In 1982, Air New Zealand earned the right to fly their comfortable new 747s to London. This became a very successful and profitable route for the airline and inspired the ‘Ritz of the skies' campaign, which established a reputation for creative promotions that would continue to grow over the decades.

1980s On Board

Route to change

In the early 80s, the Boeing 747s introduced a new spaciousness that revolutionised travel for Kiwis and opened up new international routes for Air New Zealand.

Closer to home, the airline introduced discounted "Thrifty Fares" with reductions of 43 percent on selected evening flights between Auckland, Wellington and Christchurch. Innovative fare pricing was to become another hallmark of Air New Zealand's business into the future, as the airline came up with new ways to fill unsold seats and maximise returns.

1980s Aircraft

A sky full of jumbo jets

When people lost confidence in the DC-10 after a series of unlucky incidents around the world, Air New Zealand decided to replace the fleet with the iconic 747s. The purchase of five Boeing 747-200s marked the beginning of new growth throughout the decade and beyond.

The Boeing 747 is one of the most successful aircraft of all time and became seen as the epitome of the jet age, earning the nickname "jumbo jet".

The first addition to the new fleet, a B747, landed in Auckland in 1981, and many witnessing its arrival were overcome with emotion. It was seen as a symbol of a great new beginning. A landmark B747 flight was the first non-stop journey from Auckland to Los Angeles and on to London, on 1 April 1984. At a flight-time of 24 hours, this was the fastest Auckland-London journey possible and brought the number of 747 services to Los Angeles to 10 a week.

The increased capacity the 747 offered fuelled expansion through the 1980s.

1980s Uniforms

Fly 80s style

In 1987, Isabel Harris of Thornton Hall was selected to redesign both Nina Ricci's international uniform and the domestic crew's uniform, which had previously been designed by committee.

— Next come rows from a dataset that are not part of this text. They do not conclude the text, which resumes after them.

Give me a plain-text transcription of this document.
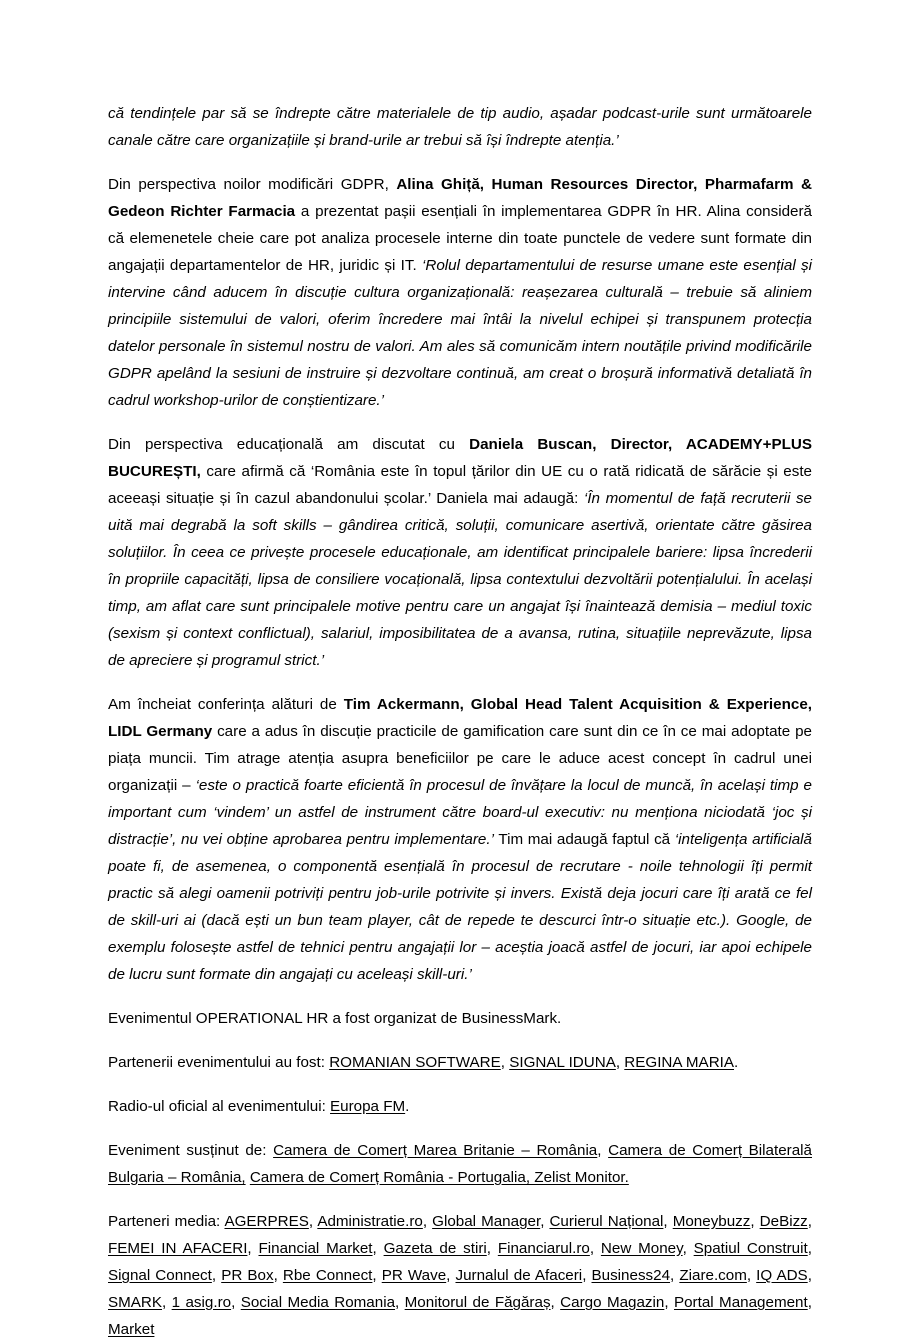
că tendințele par să se îndrepte către materialele de tip audio, așadar podcast-urile sunt următoarele canale către care organizațiile și brand-urile ar trebui să își îndrepte atenția.’

Din perspectiva noilor modificări GDPR, Alina Ghiță, Human Resources Director, Pharmafarm & Gedeon Richter Farmacia a prezentat pașii esențiali în implementarea GDPR în HR. Alina consideră că elemenetele cheie care pot analiza procesele interne din toate punctele de vedere sunt formate din angajații departamentelor de HR, juridic și IT. ‘Rolul departamentului de resurse umane este esențial și intervine când aducem în discuție cultura organizațională: reașezarea culturală – trebuie să aliniem principiile sistemului de valori, oferim încredere mai întâi la nivelul echipei și transpunem protecția datelor personale în sistemul nostru de valori. Am ales să comunicăm intern noutățile privind modificările GDPR apelând la sesiuni de instruire și dezvoltare continuă, am creat o broșură informativă detaliată în cadrul workshop-urilor de conștientizare.’

Din perspectiva educațională am discutat cu Daniela Buscan, Director, ACADEMY+PLUS BUCUREȘTI, care afirmă că ‘România este în topul țărilor din UE cu o rată ridicată de sărăcie și este aceeași situație și în cazul abandonului școlar.’ Daniela mai adaugă: ‘În momentul de față recruterii se uită mai degrabă la soft skills – gândirea critică, soluții, comunicare asertivă, orientate către găsirea soluțiilor. În ceea ce privește procesele educaționale, am identificat principalele bariere: lipsa încrederii în propriile capacități, lipsa de consiliere vocațională, lipsa contextului dezvoltării potențialului. În același timp, am aflat care sunt principalele motive pentru care un angajat își înaintează demisia – mediul toxic (sexism și context conflictual), salariul, imposibilitatea de a avansa, rutina, situațiile neprevăzute, lipsa de apreciere și programul strict.’

Am încheiat conferința alături de Tim Ackermann, Global Head Talent Acquisition & Experience, LIDL Germany care a adus în discuție practicile de gamification care sunt din ce în ce mai adoptate pe piața muncii. Tim atrage atenția asupra beneficiilor pe care le aduce acest concept în cadrul unei organizații – ‘este o practică foarte eficientă în procesul de învățare la locul de muncă, în același timp e important cum ‘vindem’ un astfel de instrument către board-ul executiv: nu menționa niciodată ‘joc și distracție’, nu vei obține aprobarea pentru implementare.’ Tim mai adaugă faptul că ‘inteligența artificială poate fi, de asemenea, o componentă esențială în procesul de recrutare - noile tehnologii îți permit practic să alegi oamenii potriviți pentru job-urile potrivite și invers. Există deja jocuri care îți arată ce fel de skill-uri ai (dacă ești un bun team player, cât de repede te descurci într-o situație etc.). Google, de exemplu folosește astfel de tehnici pentru angajații lor – aceștia joacă astfel de jocuri, iar apoi echipele de lucru sunt formate din angajați cu aceleași skill-uri.’

Evenimentul OPERATIONAL HR a fost organizat de BusinessMark.

Partenerii evenimentului au fost: ROMANIAN SOFTWARE, SIGNAL IDUNA, REGINA MARIA.

Radio-ul oficial al evenimentului: Europa FM.

Eveniment susținut de: Camera de Comerț Marea Britanie – România, Camera de Comerț Bilaterală Bulgaria – România, Camera de Comerț România - Portugalia, Zelist Monitor.

Parteneri media: AGERPRES, Administratie.ro, Global Manager, Curierul Național, Moneybuzz, DeBizz, FEMEI IN AFACERI, Financial Market, Gazeta de stiri, Financiarul.ro, New Money, Spatiul Construit, Signal Connect, PR Box, Rbe Connect, PR Wave, Jurnalul de Afaceri, Business24, Ziare.com, IQ ADS, SMARK, 1 asig.ro, Social Media Romania, Monitorul de Făgăraș, Cargo Magazin, Portal Management, Market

She met with international and domestic cabin crew to "pick up the vibes" of what was important. Early in the process, she picked teal to be the main colour, saying attendants were "lucky to have that as the corporate colour - being mid-range it suits all sorts of people". The new collection incorporated multiple combinations of teal and navy, and a patterned print with a subtle Koru motif in random squares of navy and teal on a white background.